Do know how Palm Beach’s Sloan's Curve got its name?

Do know how Palm Beach’s Sloan's Curve got its name?

  • Eliot Kleinberg
  • 02/21/23

Do know how Palm Beach’s Sloan's Curve got its name?


Eliot Kleinberg

Source: The Palm Beach Post



Readers: Last fall we got an inquiry from former Palm Beach Post colleague Niels Heimeriks. He wanted to know how Palm Beach’s Sloan's Curve got its name.

It was none other than "Mr. General Motors," Alfred P. Sloan, who was head of the auto giant from 1923 to 1956, and would be named one of Life magazine's 100 most influential people of the 20th century.

In 1941, Sloan paid $152,500 — more than $2.6 million in today's dollars — for a Caribbean-style home just north of the curve, at 1960 S. Ocean Blvd. Built in 1935, it had been designed by famed architect Maurice Fatio.

Former Post editor and columnist Bill McGoun, in a 1988 column, recalled being a 10-year-old during the 1947 hurricane, the first test of the dike built after the catastrophic 1928 storm.
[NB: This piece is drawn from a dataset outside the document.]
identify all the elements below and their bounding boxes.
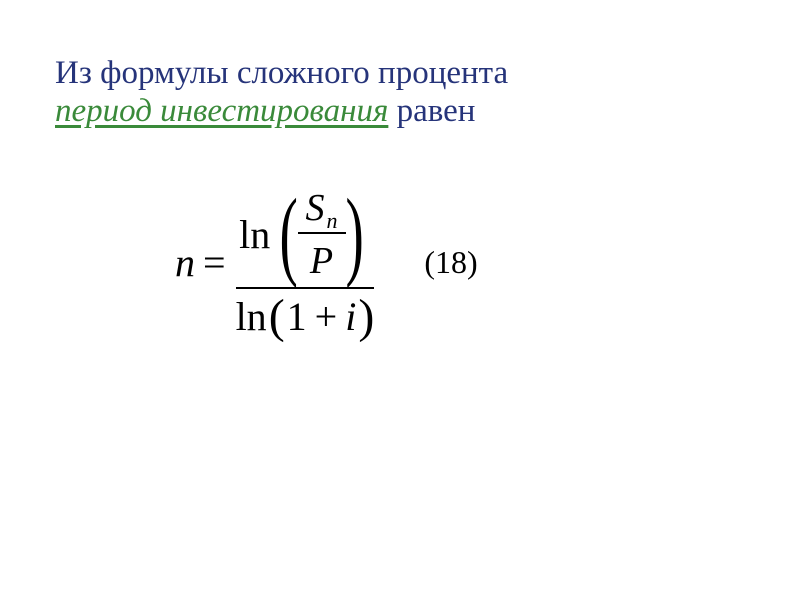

McGoun wrote the 1947 storm washed out huge stretches of the Palm Beach coast road, now State Road A1A. The state decided not to rebuild it and instead filled in part of the Intracoastal Waterway on the west side of Palm Beach, thus creating what's now Sloan's Curve. Sloan's estate was just north of where the road curved.

In November 1959, the Palm Beach County Commission asked about straightening out Sloan's Curve. The job itself was only about $10,000. But, a Palm Beach Post article said, "astonishment was voiced" when the commissioners learned that obtaining the right-of-way would cost as much as $179,000 (about $1.5 million in today's dollars). Commissioners "pulled themselves together," the article said, and voted to go on record that it wasn't worth the expense.

Sloan died at 90 in February 1966. He was said to be worth $400 million and his Alfred P. Sloan Foundation, which helped education and science research, was worth $300 million. In today's dollars that would be about 3.2 billion and $2.4 billion, respectively.

Sloan's home would be demolished in 1988 and replaced by a nine-bedroom, 17-bath, seven-fireplace manse that encompassed a staggering 35,000 square feet and sat on a 2.3-acre lot that stretched from the Atlantic Ocean to the Intracoastal.